The two-stage approach sees tepid water, generated by central plant using air or ground source heat pumps, circulated through pipework to individual water heat pumps inside each apartment, which take heat out of the loop for domestic hot water and space heating. Architects need to factor in space in each apartment for a small heat pump and a hot water tank.

The results can be impressive: the Zeroth Energy System by GenDimplex is claimed to cut peak heat losses by up to 90% and halve the plant room footprint.

Ambient loops can be applied to other building types or mixed use developments that require a mix of heating and cooling, explains Max Fordham’s Still: ‘A light industry building that wants year round cooling, or a one with refrigerated display cases or intensely occupied retail spaces, can get useful cooling from a loop of water. It’s an effective mechanism to shunt heat around a building.’

The systems have also been posited as an alternative to district heat networks, which typically operate at higher temperatures, increasing heat loss from pipework.

But there are potential drawbacks. The requirement for individual heat pumps in every dwelling makes things complicated when parts need replacing, and they could increase the embodied energy of the heating system, reigning in operational CO2 savings.

Incremental retrofits for existing homes could offer a ‘quick win’ using heat pumps and gradual fabric upgrades

Neighbourhoods / developments 

Heat networks that distribute energy from a central source to communal buildings, like newbuild apartments or clusters of homes, are an attractive option in urban areas, but currently serve only 500,000 customers across the UK.

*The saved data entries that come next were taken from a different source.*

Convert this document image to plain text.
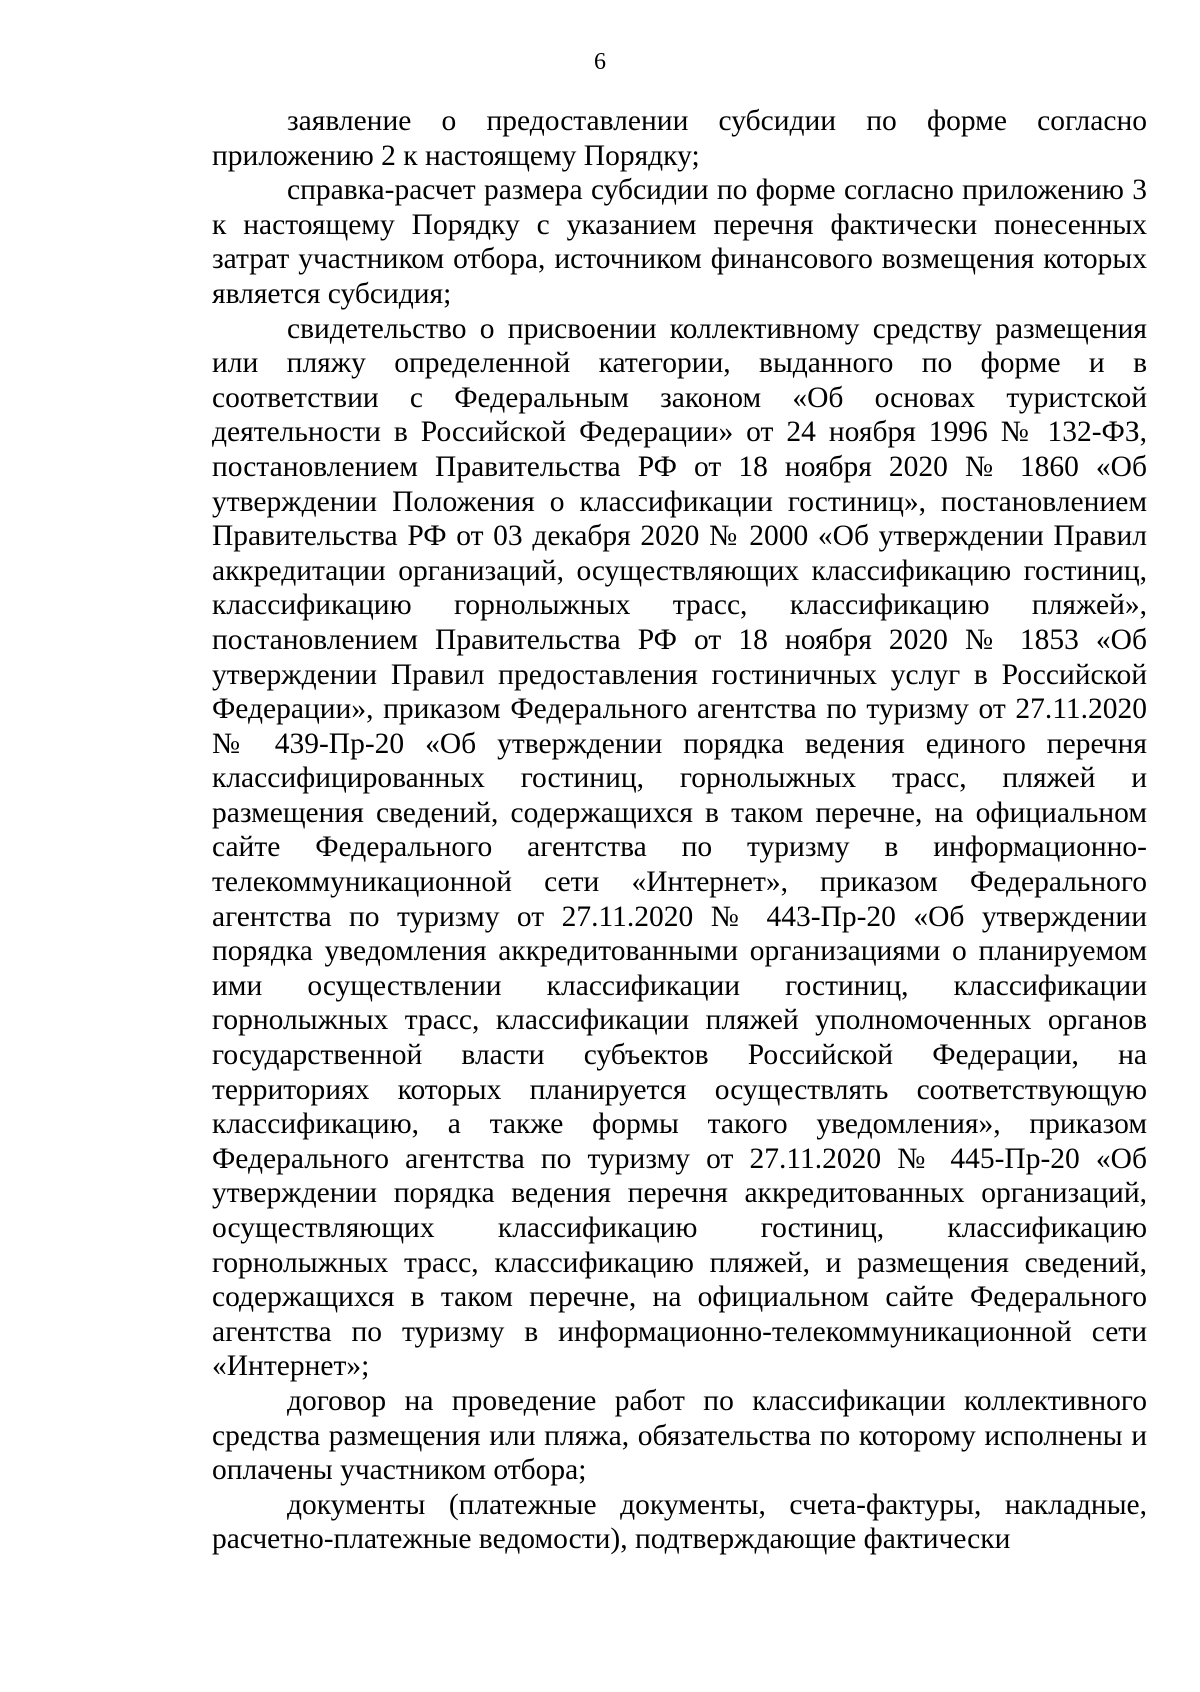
6

заявление о предоставлении субсидии по форме согласно приложению 2 к настоящему Порядку;

справка-расчет размера субсидии по форме согласно приложению 3 к настоящему Порядку с указанием перечня фактически понесенных затрат участником отбора, источником финансового возмещения которых является субсидия;

свидетельство о присвоении коллективному средству размещения или пляжу определенной категории, выданного по форме и в соответствии с Федеральным законом «Об основах туристской деятельности в Российской Федерации» от 24 ноября 1996 № 132-ФЗ, постановлением Правительства РФ от 18 ноября 2020 № 1860 «Об утверждении Положения о классификации гостиниц», постановлением Правительства РФ от 03 декабря 2020 № 2000 «Об утверждении Правил аккредитации организаций, осуществляющих классификацию гостиниц, классификацию горнолыжных трасс, классификацию пляжей», постановлением Правительства РФ от 18 ноября 2020 № 1853 «Об утверждении Правил предоставления гостиничных услуг в Российской Федерации», приказом Федерального агентства по туризму от 27.11.2020 № 439-Пр-20 «Об утверждении порядка ведения единого перечня классифицированных гостиниц, горнолыжных трасс, пляжей и размещения сведений, содержащихся в таком перечне, на официальном сайте Федерального агентства по туризму в информационно-телекоммуникационной сети «Интернет», приказом Федерального агентства по туризму от 27.11.2020 № 443-Пр-20 «Об утверждении порядка уведомления аккредитованными организациями о планируемом ими осуществлении классификации гостиниц, классификации горнолыжных трасс, классификации пляжей уполномоченных органов государственной власти субъектов Российской Федерации, на территориях которых планируется осуществлять соответствующую классификацию, а также формы такого уведомления», приказом Федерального агентства по туризму от 27.11.2020 № 445-Пр-20 «Об утверждении порядка ведения перечня аккредитованных организаций, осуществляющих классификацию гостиниц, классификацию горнолыжных трасс, классификацию пляжей, и размещения сведений, содержащихся в таком перечне, на официальном сайте Федерального агентства по туризму в информационно-телекоммуникационной сети «Интернет»;

договор на проведение работ по классификации коллективного средства размещения или пляжа, обязательства по которому исполнены и оплачены участником отбора;

документы (платежные документы, счета-фактуры, накладные, расчетно-платежные ведомости), подтверждающие фактически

The energy saving potential is much greater if they can tap into waste heat from industrial sources, waste incinerators or the London Underground. 

Gregg says: ‘Reusing waste heat and sharing energy between buildings and sources is going to be key. We don’t want to be adding more gas into these systems, this requires strategic thinking at a government and local authority level to prioritise connections into low carbon sources of heat.’ 

It’s an area that needs closer scrutiny: incinerators continue to gain planning permission without any obligation to integrate district heating, potentially locking in CO2 waste for decades to come. 

Highly efficient building fabric can make even homes with gas boiler systems very low carbon when done right: Cousins and Cousins’ Passivhaus Victorian retrofit.
Highly efficient building fabric can make even homes with gas boiler systems very low carbon when done right: Cousins and Cousins’ Passivhaus Victorian retrofit. Credit: Agnese Sanvito

Fabric plus efficiency

Working with low-energy design specialist Enhabit, Cousins & Cousins has used internal wall insulation, high levels of roof and floor insulation applied with thermal breaks in the structure, and an integrated airtight layer. A high-efficiency ventilation system with heat recovery manages moisture and reduces indoor pollutants. The high-efficiency gas heating system, used in conjunction with solar thermal panels on the roof to heat water, and with internet-enabled smart controls, means no energy is wasted.

So, at Canonbury Park South, the PHPP modelling (calculating the effectiveness of a Passivhaus approach) predicts a 75% reduction in heating demand, a 65% cut in energy demand and a 60% drop in carbon emissions. The space heating demand should be only 50kWh/m2 – very low for a building of this age and type. The result is a home that not only has a very low energy demand but is also pleasant and healthy to live in.